I've only had heaters that aren't eheims break.


----------



## royrusso (Aug 13, 2012)

I have Hydor Theos in my 20gL and 10g. Eheim Jager in my larger tanks. I prefer the Jager's, as I've never had a problem with one. I'm satisfied with both brands.

Either way, I would advise you to get two heaters, and not one. If you only have one, and it sticks, you have boiled fish.


----------



## clhinds78 (Jul 27, 2012)

royrusso said:


> I have Hydor Theos in my 20gL and 10g. Eheim Jager in my larger tanks. I prefer the Jager's, as I've never had a problem with one. I'm satisfied with both brands.
> 
> Either way, I would advise you to get two heaters, and not one. If you only have one, and it sticks, you have boiled fish.

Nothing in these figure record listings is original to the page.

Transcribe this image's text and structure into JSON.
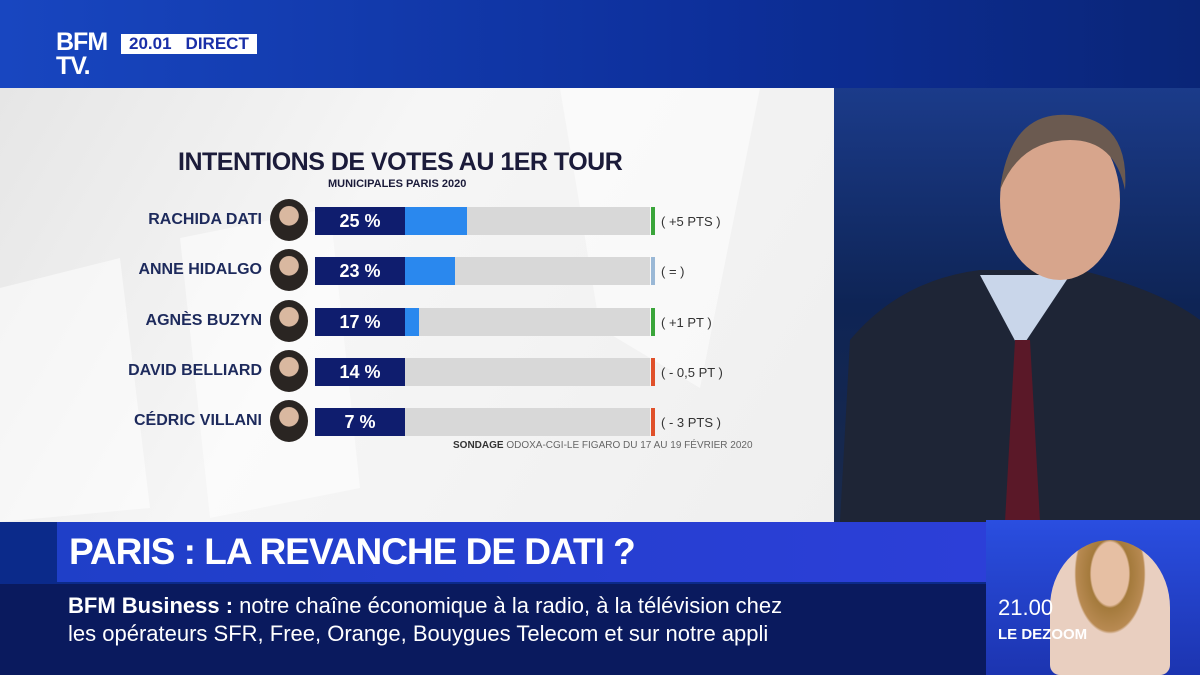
{
  "channel": {
    "logo": "BFM TV.",
    "time": "20.01",
    "live": "DIRECT"
  },
  "chart_data": {
    "type": "bar",
    "title": "INTENTIONS DE VOTES AU 1ER TOUR",
    "subtitle": "MUNICIPALES PARIS 2020",
    "categories": [
      "RACHIDA  DATI",
      "ANNE HIDALGO",
      "AGNÈS BUZYN",
      "DAVID BELLIARD",
      "CÉDRIC  VILLANI"
    ],
    "values": [
      25,
      23,
      17,
      14,
      7
    ],
    "value_labels": [
      "25 %",
      "23 %",
      "17 %",
      "14 %",
      "7 %"
    ],
    "changes": [
      "( +5 PTS )",
      "( = )",
      "( +1 PT )",
      "( - 0,5 PT )",
      "( - 3 PTS )"
    ],
    "change_colors": [
      "#3aa53a",
      "#9ab8d6",
      "#3aa53a",
      "#e0502a",
      "#e0502a"
    ],
    "ylim": [
      0,
      55
    ],
    "source_label": "SONDAGE",
    "source": "ODOXA-CGI-LE FIGARO DU 17 AU 19 FÉVRIER 2020"
  },
  "headline": "PARIS : LA REVANCHE DE DATI ?",
  "ticker": {
    "brand": "BFM Business :",
    "line1": " notre chaîne économique à la radio, à la télévision chez",
    "line2": "les opérateurs SFR, Free, Orange, Bouygues Telecom et sur notre appli"
  },
  "promo": {
    "time": "21.00",
    "show": "LE DEZOOM"
  },
  "colors": {
    "bar": "#2a88ee",
    "label": "#0f1d6e",
    "track": "#d8d8d8"
  }
}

I'm all for two heaters also, but how would having two help if one sticks? I thought you had two so that the tank is more evenly heated and both don't have to work as hard.


----------



## royrusso (Aug 13, 2012)

Sorry, I should've elaborated, I meant: two heaters of lesser wattage. Instead of using one 300W, you should instead use two 150W. If one 300W sticks, the water will hit ~90F. When using two: If one of the 150W sticks, the other will shut off and there is no risk of cooking the fish - as the stuck heater wont be able to heat a large volume of water to dangerous temps.


----------



## 13razorbackfan (Sep 28, 2011)

royrusso said:


> Sorry, I should've elaborated, I meant: two heaters of lesser wattage. Instead of using one 300W, you should instead use two 150W. If one 300W sticks, the water will hit ~90F. When using two: If one of the 150W sticks, the other will shut off and there is no risk of cooking the fish - as the stuck heater wont be able to heat a large volume of water to dangerous temps.


I love my aqueon pro heaters. If you have really good water circulation I would probably go with a single 250w.


----------



## clhinds78 (Jul 27, 2012)

royrusso said:


> Sorry, I should've elaborated, I meant: two heaters of lesser wattage. Instead of using one 300W, you should instead use two 150W. If one 300W sticks, the water will hit ~90F. When using two: If one of the 150W sticks, the other will shut off and there is no risk of cooking the fish - as the stuck heater wont be able to heat a large volume of water to dangerous temps.


Makes sense!


----------